Sunday, October 02, 2011

Tee hee! D&D is hard!

You know, I'm in danger of losing my union card for "Grumpy Grognards and OSR Curmudgeons Local 358" for my gross lack of slagging 4e aka WOTC's Folly, so, with a hat-tip to Greyhawk Grognard for inspiration, I'm going to eviscerate these pieces of fluff from The Coastal Mages, by one Shelly Mazzanoble. (Mind you, I've never read anything else by her, so I don't know if these articles are representative of her output... but if they are, it doesn't say much for WOTC.)

Auspiciously, it starts out with whining about How Different Things Yoosta Be and how did people Back Then ever survive blah blah blah:
“What’s a library?” we asked.
Naturally, we old-timers began to trip down
memory lane with our walkers and canes, rehashing
how rough it was back in our day. No GPS, no digital
cameras, no Glee!
“Back in my day I actually had to get up to change
the TV channel,” I said. “What a pain that was.”
“Back in my day I had to actually push a vacuum
around the floor,” Laura said. “Can you imagine life
before Roomba?”
“Back in my day, I had to roll up a D&D character
with a pencil and paper,” Chuck said, pressing pause
on his iPod Shuffle. “And do my own math.”
“Ew!” I said. “How old are you?”

Okay, that's pretty dismal, supposedly not knowing what a library is, but, trust me, it gets worse.

Shelly then proceeds to express disbelief at the idea of D&D without tiles and minis, wondering how you could possibly ever take proper tactical advantage of your fighting environment space if you didn't know which 5' square everyone occupied. The word "imagination" is briefly mentioned, but quickly dropped for more whining, this time about character death (oooh, ick!).

But in spite of the hideous drawbacks, the siren call of primitive stone-knives-and-bearskins gaming calls to Shelly:
But still . . . there is always something about the
way people wax on about the earlier editions of D&D,
and I’m not entirely sure it just has to do with a time
before microwaves and YouTube. (And yes, kids, there
was a time before microwaves and YouTube. Shut up.)

GAWRSH A TIME BEFORE YOUTUBE HOW COULD IT HAVE BEEN SO!?!

*ahem*.

Anyway, Shellly's willing to try this "feerst ee-deeteeon" stuff, even though she claims to not even own a pencil, so she sits down with her DM and rolls (EGADS WITH DICE AND EVERYTHING) up a new M-U, "Majeka Magicmaker", which Chris-the-DM says is "a very 1st Edition name". Hee hee, names were so silly back then! (Gleep Wurp the Eyebiter would kick Majeka's ass from here to the Barrier Peaks.)

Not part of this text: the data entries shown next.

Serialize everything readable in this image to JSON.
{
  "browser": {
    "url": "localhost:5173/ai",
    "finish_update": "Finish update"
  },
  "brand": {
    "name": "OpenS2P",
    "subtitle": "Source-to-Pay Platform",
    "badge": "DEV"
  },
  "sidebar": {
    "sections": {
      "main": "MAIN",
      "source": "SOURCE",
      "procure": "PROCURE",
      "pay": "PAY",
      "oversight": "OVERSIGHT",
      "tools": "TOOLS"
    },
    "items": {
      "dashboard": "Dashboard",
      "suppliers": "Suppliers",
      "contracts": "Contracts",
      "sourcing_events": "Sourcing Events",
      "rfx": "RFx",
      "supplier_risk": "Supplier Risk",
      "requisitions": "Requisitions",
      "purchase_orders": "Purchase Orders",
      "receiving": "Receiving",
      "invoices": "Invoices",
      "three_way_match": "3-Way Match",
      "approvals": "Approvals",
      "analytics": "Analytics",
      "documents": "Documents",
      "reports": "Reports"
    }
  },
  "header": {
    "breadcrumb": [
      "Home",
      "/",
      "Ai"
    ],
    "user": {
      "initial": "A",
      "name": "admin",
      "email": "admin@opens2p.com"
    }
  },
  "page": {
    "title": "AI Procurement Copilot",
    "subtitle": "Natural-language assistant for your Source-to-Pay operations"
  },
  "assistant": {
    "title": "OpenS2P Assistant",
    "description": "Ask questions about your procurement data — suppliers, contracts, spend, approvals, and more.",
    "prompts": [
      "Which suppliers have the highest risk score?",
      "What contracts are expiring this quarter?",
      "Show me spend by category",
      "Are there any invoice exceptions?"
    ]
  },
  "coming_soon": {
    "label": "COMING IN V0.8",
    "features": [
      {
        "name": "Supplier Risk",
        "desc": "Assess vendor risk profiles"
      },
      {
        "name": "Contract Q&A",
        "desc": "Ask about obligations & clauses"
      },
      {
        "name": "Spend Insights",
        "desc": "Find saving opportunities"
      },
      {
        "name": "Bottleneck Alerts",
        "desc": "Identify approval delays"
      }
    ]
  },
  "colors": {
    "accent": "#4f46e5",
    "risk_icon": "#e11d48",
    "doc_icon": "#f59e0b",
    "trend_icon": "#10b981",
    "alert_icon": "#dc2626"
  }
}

Then we got a problem with henchmen - Shelly's sheet has a spot to list 'em, so in typical spoiled brat 4e mode she, of course, insists on having them:
“I totally want a henchman,” I say. “How do I get
one?”
“You’re not getting any henchmen,” Chris says.
“Not in my game.”
“But I’m entitled to them,” I explain, pointing to
the box on the character sheet.

and authority-figure DM Chris folds like a PocketMod:
Chris knows me pretty well, so in the interest of
time he offers a treaty.
“Fine. You can have henchmen, but they’re not
coming on the adventure. They have to stay home and
tend to the garden and draw you a bath and plan your
wardrobe or whatever. Let’s move on.”

Then, after we ASSIGN 3d6 rolls to Majeka's stats (3d6 six times in order evidently being a little too iron-man for comfort) we haz another OH CRISIS moment with D&D Barbie:
“Get your percentile die.”
“I have no idea what you’re asking me to do.”
He hands me the die that I’ve kept in my bag for
six years and never once rolled.
“For real?” I ask. “I always wondered what that
thing was for.”
SNERK.

And then we get the requisite "OMFG I can only cast a spell once a day and the monsters might hit me and ruin it ohmigod ohmigod that is just so unfair".

Throw darts? Use a sling? Hurl flaming oil? Oh, lordy, lordy, Majeka Magicfarter couldn't be expected to think of options like that! That's just so un-magicmakery!

And Armor Class back then was just so complex! DM Chris has to consult a chart to calculate AC, whereupon Shelly ends up with an AC of 2. (TWO? For a M-U? Cripes, and she's complaining) ? And much further whining ensues about how arbitrary a number it is and why is it so low and what she needs to hit someone and it's all so complicated and blah blah blah blah. I dunno, ten-year-old kids could cope with THAC0 and descending AC back in the 80's; I have no idea what Shelly's problem is. Maybe the Red Bulls she's been knocking back have actually been Potions Of Stupid.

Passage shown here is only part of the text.